The honest trade-offs: home charging is far cheaper than public fast-charging, so an EV makes the most sense if you can plug in at home. And depreciation varies a lot. Established names like Tesla and Kia tend to hold their value better than the brand-new arrivals, so factor resale into the true cost.
Charging an EV in Australia: the basics
You charge an EV three ways, in roughly ascending order of speed and cost:
- A standard home power point (Level 1): Plug into a normal wall socket. Slow (think a full charge over a day or two) but it needs no special equipment, and it's fine if you drive short distances.
- A home wallbox (Level 2, AC): A dedicated 7–11kW charger installed at home. Most people charge overnight and wake up full. This is the cheapest, easiest way to run an EV and the single biggest reason home-chargers love them.
- Public fast charging (Level 3, DC): The fast chargers you see at service stations and shopping centres. Most EVs go from 10% to 80% in around half an hour, about the time it takes to grab a coffee. More expensive than home charging, but the backbone of longer trips.
The practical takeaway: if you have off-street parking and can install a wallbox, an EV will likely save you money from day one. If you rely entirely on public charging, do the sums carefully first, because the savings shrink.
The tax change that could matter more than any deal
If you're considering a novated lease through your employer, the timing question is bigger than any end-of-financial-year offer.
Eligible battery-electric vehicles priced under the luxury car tax threshold (currently $91,387) are exempt from Fringe Benefits Tax under the federal Electric Car Discount. In practice, that lets you pay for the car and its running costs (charging, rego, insurance and servicing) from your pre-tax salary, which can save salary-packagers thousands of dollars a year.
That break is under government review (running since February 2026 and due to report by mid-2027). Based on changes flagged so far:
- Until 31 March 2027: Nothing changes. EVs under the LCT threshold stay fully FBT-exempt.
- From 1 April 2027: EVs priced over about $75,000 are proposed to move to a reduced 25% FBT discount, while cars under $75,000 keep the full exemption.
- From 1 April 2029: All eligible EVs are proposed to move to the 25% discount.
Here's the part that matters most: existing novated leases are expected to be grandfathered, so a lease you start under today's rules should keep that treatment for its full term. That's the real "lock it in now" argument, especially on pricier EVs.
One important caveat: these changes are proposed, not law, and everyone's tax position is different. We're a comparison site, not your accountant, so treat this as general info and get advice from a qualified tax professional or your salary-packaging provider before you decide.
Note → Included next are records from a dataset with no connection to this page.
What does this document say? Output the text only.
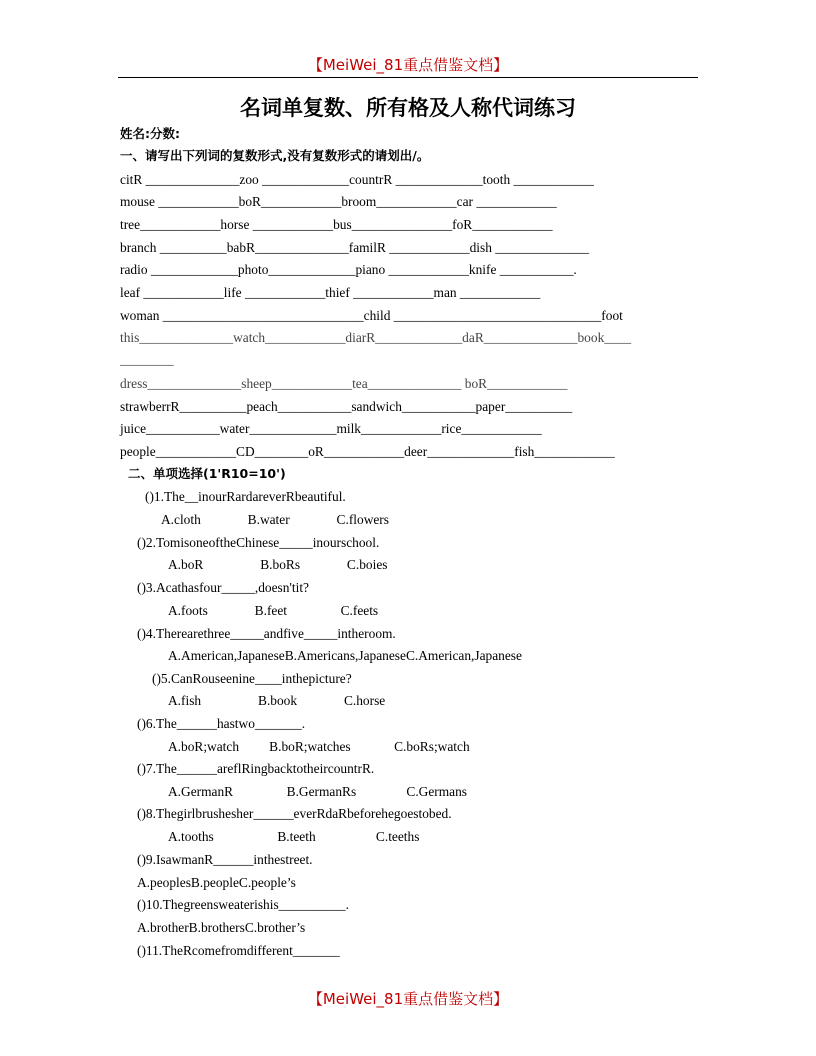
【MeiWei_81重点借鉴文档】
名词单复数、所有格及人称代词练习
姓名:分数:
一、请写出下列词的复数形式,没有复数形式的请划出/。
citR ______________zoo _____________countrR _____________tooth ____________
mouse ____________boR____________broom____________car ____________
tree____________horse ____________bus_______________foR____________
branch __________babR______________familR ____________dish ______________
radio _____________photo_____________piano ____________knife ___________.
leaf ____________life ____________thief ____________man ____________
woman ______________________________child _______________________________foot
this______________watch____________diarR_____________daR______________book____
________
dress______________sheep____________tea______________ boR____________
strawberrR__________peach___________sandwich___________paper__________
juice___________water_____________milk____________rice____________
people____________CD________oR____________deer_____________fish____________
二、单项选择(1'R10=10')
()1.The__inourRardareverRbeautiful.
A.cloth              B.water              C.flowers
()2.TomisoneoftheChinese_____inourschool.
A.boR                 B.boRs              C.boies
()3.Acathasfour_____,doesn'tit?
A.foots              B.feet                C.feets
()4.Therearethree_____andfive_____intheroom.
A.American,JapaneseB.Americans,JapaneseC.American,Japanese
()5.CanRouseenine____inthepicture?
A.fish                 B.book              C.horse
()6.The______hastwo_______.
A.boR;watch         B.boR;watches             C.boRs;watch
()7.The______areflRingbacktotheircountrR.
A.GermanR                B.GermanRs               C.Germans
()8.Thegirlbrushesher______everRdaRbeforehegoestobed.
A.tooths                   B.teeth                  C.teeths
()9.IsawmanR______inthestreet.
A.peoplesB.peopleC.people’s
()10.Thegreensweaterishis__________.
A.brotherB.brothersC.brother’s
()11.TheRcomefromdifferent_______
【MeiWei_81重点借鉴文档】
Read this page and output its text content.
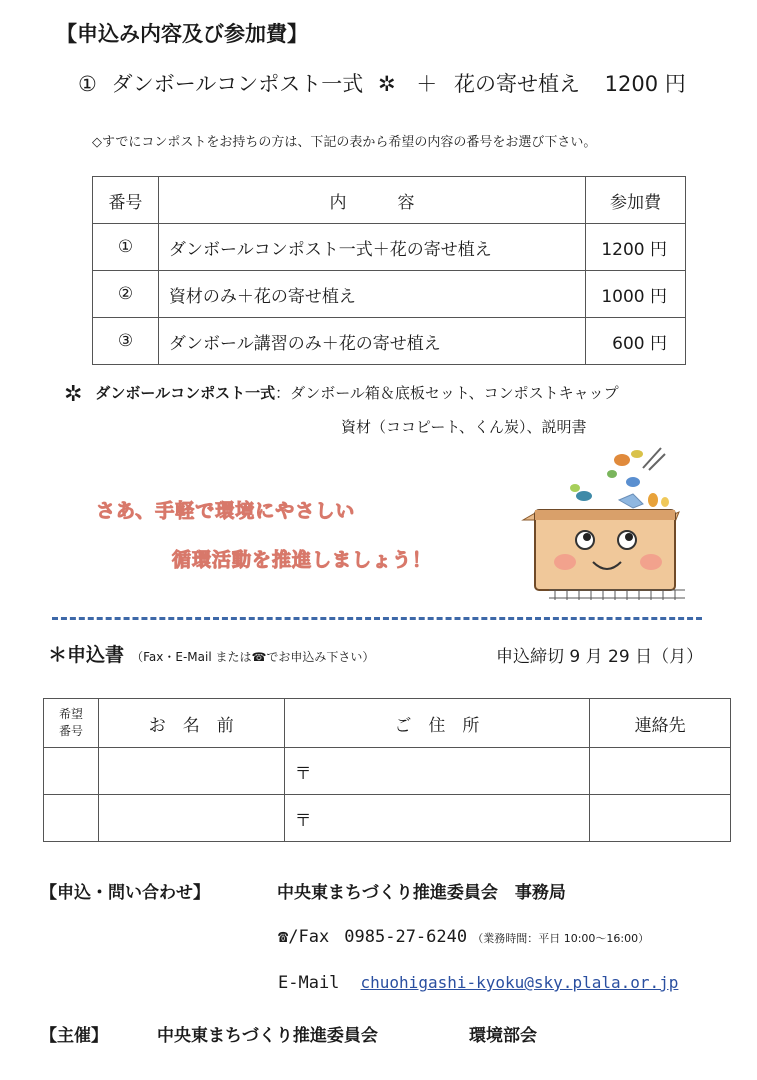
【申込み内容及び参加費】
① ダンボールコンポスト一式 ✲ ＋ 花の寄せ植え 1200 円
◇すでにコンポストをお持ちの方は、下記の表から希望の内容の番号をお選び下さい。
番号	内　　　容	参加費
①	ダンボールコンポスト一式＋花の寄せ植え	1200 円
②	資材のみ＋花の寄せ植え	1000 円
③	ダンボール講習のみ＋花の寄せ植え	600 円
✲ ダンボールコンポスト一式：ダンボール箱＆底板セット、コンポストキャップ
資材（ココピート、くん炭）、説明書
さあ、手軽で環境にやさしい
循環活動を推進しましょう！
＊申込書 （Fax・E-Mail または☎でお申込み下さい）	申込締切 9 月 29 日（月）
希望
番号	お　名　前	ご　住　所	連絡先
		〒	
		〒	
【申込・問い合わせ】	中央東まちづくり推進委員会　事務局
☎/Fax 0985-27-6240 （業務時間：平日 10:00〜16:00）
E-Mail chuohigashi-kyoku@sky.plala.or.jp
【主催】	中央東まちづくり推進委員会	環境部会
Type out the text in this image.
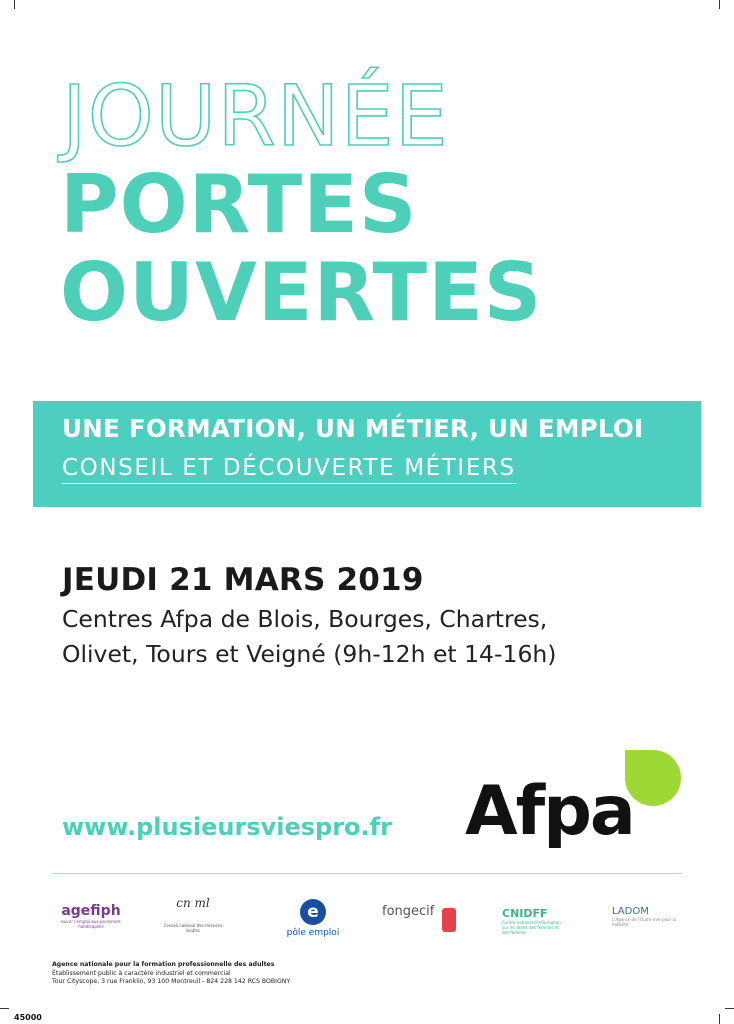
JOURNÉE
PORTES
OUVERTES
UNE FORMATION, UN MÉTIER, UN EMPLOI
CONSEIL ET DÉCOUVERTE MÉTIERS
JEUDI 21 MARS 2019
Centres Afpa de Blois, Bourges, Chartres,
Olivet, Tours et Veigné (9h-12h et 14-16h)
www.plusieursviespro.fr Afpa
agefiph
ouvrir l'emploi aux personnes handicapées
cn ml
Conseil national des missions locales
e
pôle emploi
fongecif	CNIDFF
Centre national d'information sur les droits des femmes et des familles
LADOM
L'Agence de l'Outre-mer pour la mobilité
Agence nationale pour la formation professionnelle des adultes
Établissement public à caractère industriel et commercial
Tour Cityscope, 3 rue Franklin, 93 100 Montreuil - 824 228 142 RCS BOBIGNY
45000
Is an electric car right for you?
EVs suit a lot of people now, but not everyone. A quick gut-check:
- An EV probably makes sense if you can charge at home, you do most of your driving around town and on regular commutes and you'll keep the car long enough to bank the running-cost savings.
- Think harder if you can't charge at home, you regularly drive very long distances in areas with sparse fast-charging or you change cars every couple of years (depreciation on newer brands can sting).
For a lot of Australian households, the deciding factor isn't range anxiety. It's whether there's a power point near where you park.